Gambar-gambar ini, ketika ditumpuk satu pada yang berikutnya, berfungsi dengan baik sebagai semacam video stop-motion, sekilas cepat ke tahun petualangan internasional. Jika Anda menjeda video pada titik-titik tertentu, Anda akan mengamati beberapa perubahan penting. Setibanya di Buenos Aires, misalnya, saya mengalami insiden yang tidak menyenangkan di mana nyamuk merusak wajah saya - Anda dapat melihat tonjolan bekas gigitan di dahi saya. Seiring berjalannya waktu dan saya bergerak melalui berbagai negara, Anda juga akan melihat saya menjadi lebih kecokelatan. Saya mendapat topi yang berbeda. Saya menurunkan berat badan. Dan tentu saja, ada janggut itu. Bersama-sama, 365 foto menceritakan kisah singkat tentang perjalanan seseorang dalam metode yang cocok untuk rentang perhatian abad ke-21 kolektif kami.
Tetapi tujuan saya bukan hanya untuk memenuhi perhatian internet-ish kami. Saya percaya ada hubungan langsung antara selfie dan perjalanan solo. Keduanya, menurut definisi, merupakan usaha sendirian. Meskipun saya menjalin pertemanan baru ketika saya melakukan perjalanan keliling dunia, saya kurang lebih sendirian selama satu tahun penuh. Dalam beberapa kasus, saya akan meminta orang lain - turis lokal atau sesama - menggunakan kamera saya untuk memotret saya. Tetapi seringkali saya tidak melakukannya. Mengapa? Karena berakar pada misi setiap pelancong tunggal adalah pencarian sejumlah otonomi.
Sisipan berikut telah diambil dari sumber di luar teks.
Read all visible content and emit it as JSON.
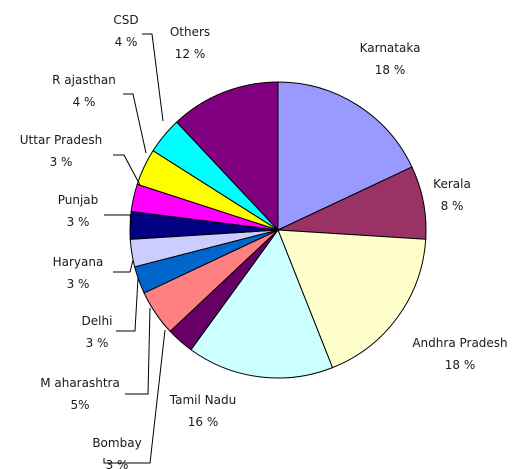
{
  "chart_data": {
    "type": "pie",
    "title": "",
    "slices": [
      {
        "label": "Karnataka",
        "pct_label": "18 %",
        "value": 18,
        "color": "#9999ff"
      },
      {
        "label": "Kerala",
        "pct_label": "8 %",
        "value": 8,
        "color": "#993366"
      },
      {
        "label": "Andhra Pradesh",
        "pct_label": "18 %",
        "value": 18,
        "color": "#ffffcc"
      },
      {
        "label": "Tamil Nadu",
        "pct_label": "16 %",
        "value": 16,
        "color": "#ccffff"
      },
      {
        "label": "Bombay",
        "pct_label": "3 %",
        "value": 3,
        "color": "#660066"
      },
      {
        "label": "M aharashtra",
        "pct_label": "5%",
        "value": 5,
        "color": "#ff8080"
      },
      {
        "label": "Delhi",
        "pct_label": "3 %",
        "value": 3,
        "color": "#0066cc"
      },
      {
        "label": "Haryana",
        "pct_label": "3 %",
        "value": 3,
        "color": "#ccccff"
      },
      {
        "label": "Punjab",
        "pct_label": "3 %",
        "value": 3,
        "color": "#000080"
      },
      {
        "label": "Uttar Pradesh",
        "pct_label": "3 %",
        "value": 3,
        "color": "#ff00ff"
      },
      {
        "label": "R ajasthan",
        "pct_label": "4 %",
        "value": 4,
        "color": "#ffff00"
      },
      {
        "label": "CSD",
        "pct_label": "4 %",
        "value": 4,
        "color": "#00ffff"
      },
      {
        "label": "Others",
        "pct_label": "12 %",
        "value": 12,
        "color": "#800080"
      }
    ]
  }
}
Dalam hal ini, mungkinkah selfie yang digunakan saat bepergian sendirian adalah tindakan swasembada? Sikap menangkap selfie di sebelah reruntuhan Inca atau gunung Himalaya mungkin hanya ekspresi pribadi yang ringan: "Saya di sini, menjelajahi bumi sendiri, dan saya berfungsi dengan baik." Dan jika itu masalahnya, Akankah kita membenci selfie lebih sedikit? Bisakah selfie menjadi bentuk dokumentasi yang valid? Mungkinkah itu metode jurnal fotografi yang sah? Dan, yang paling penting, mungkinkah itu sebuah ekspresi, perayaan, otonomi?
Jika demikian, maka saatnya untuk memperluas perspektif kita pada selfie yang dibenci. Alih-alih menjadi modus narsisme, mungkin selfie juga merupakan media sederhana yang memungkinkan kita untuk berkomunikasi dengan sentimen manusiawi yang sederhana, sesuatu yang pasti ingin diekspresikan oleh Robert Cornelius melalui potret diri fotografinya yang pertama: "Ini aku. Di dalam dunia. Saya disini."